Some Serious Wordplay
Strange use of language, Chapter MMMCCCXLVII: at the BBC website, the notion of “entertainment” takes a real…um…beating. This is sort of like classifying stories about where Tiger sticks his putter as “sport.”
On a somewhat larger linguistic note, consider and debate the following question with your friends: is government better at banning things or permitting stuff? The question occurred to me this morning as I viewed the headlines from California, where the trans-fat ban goes into effect. Will this spawn a network of trans-fat speakeasies? (pssst…the password is “Freedom Fries”).
The ban should probably be left largely to its specialists, the demagogues who rule our institutional religions: the ban is practically all they know. Depending on what version you choose, 8 or 9 of the Ten Commandments are of the “shall not” persuasion. Nothing in there about not coveting thy neighbor’s supermodel, though.

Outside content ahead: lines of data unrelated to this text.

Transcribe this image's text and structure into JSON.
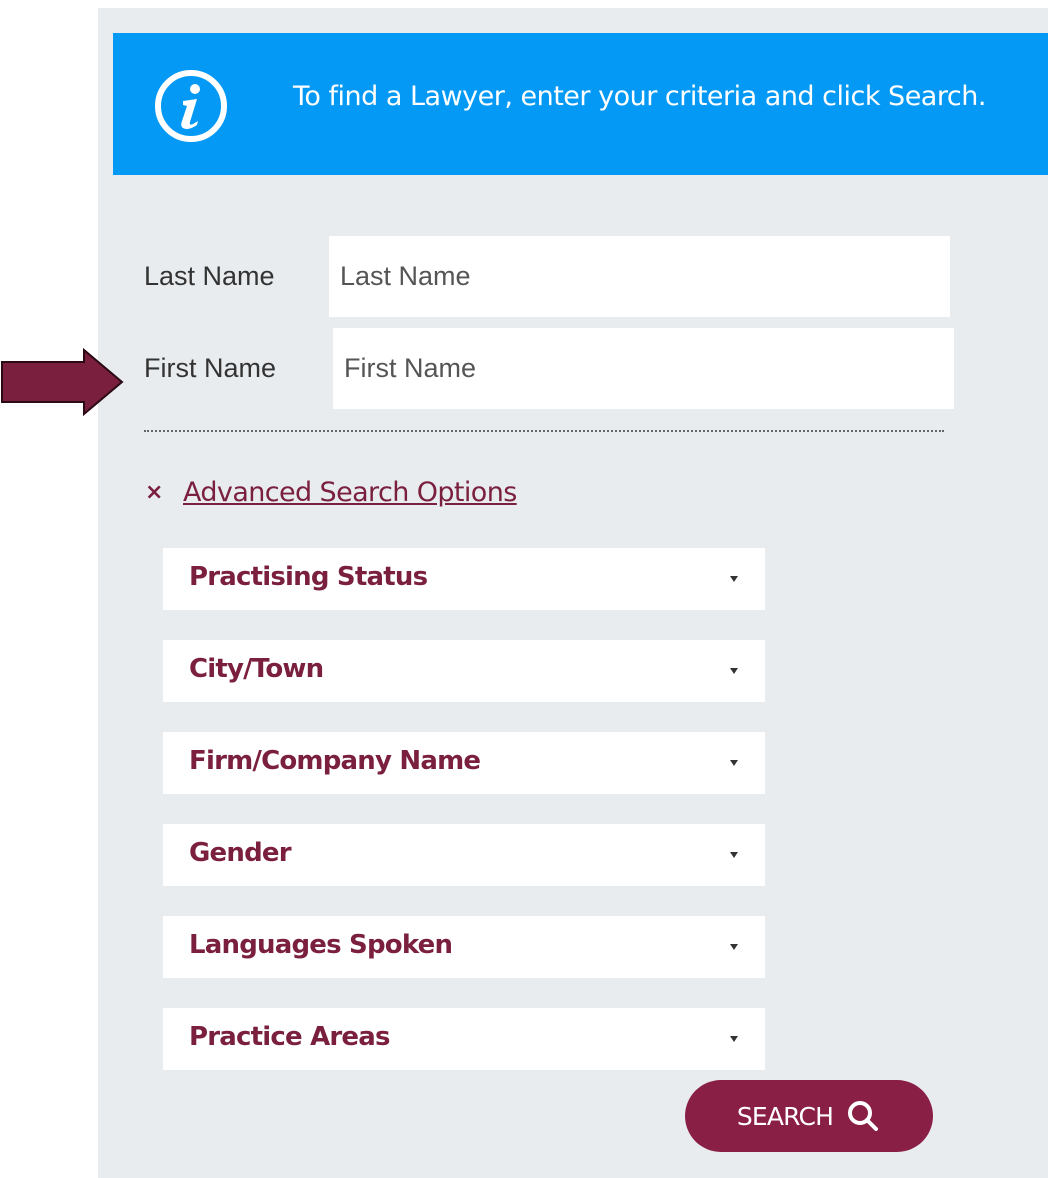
{
  "banner": {
    "text": "To find a Lawyer, enter your criteria and click Search.",
    "icon": "info-icon",
    "color": "#0399f5"
  },
  "fields": {
    "last_name": {
      "label": "Last Name",
      "placeholder": "Last Name",
      "value": ""
    },
    "first_name": {
      "label": "First Name",
      "placeholder": "First Name",
      "value": ""
    }
  },
  "advanced": {
    "toggle_icon": "×",
    "label": "Advanced Search Options"
  },
  "dropdowns": [
    {
      "label": "Practising Status"
    },
    {
      "label": "City/Town"
    },
    {
      "label": "Firm/Company Name"
    },
    {
      "label": "Gender"
    },
    {
      "label": "Languages Spoken"
    },
    {
      "label": "Practice Areas"
    }
  ],
  "search_button": {
    "label": "SEARCH",
    "icon": "search-icon",
    "color": "#8a1f45"
  },
  "annotation": {
    "icon": "arrow-right-icon",
    "color": "#7a1f3d"
  },
  "colors": {
    "accent": "#7a1f3d",
    "panel_bg": "#e8ecef"
  }
}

A glance at the Constitution (of the United States, that is) reveals a lot more “shalls.” The “shall not’s” begin to appear in the Bill of Rights, and even these are usually about the government limiting itself, its own powers, rather than about banning any thing or practice among the people (the notorious Article XVIII was, of course, repealed, but it sure created some great movies).
So if you’d ever like to win an argument about America being a Christian nation with a right-wing theistic lunatic, you could offer linguistic proof that the Constitution is not a Christian document. There are simply not enough shall-nots in the Constitution for it to qualify as Christian.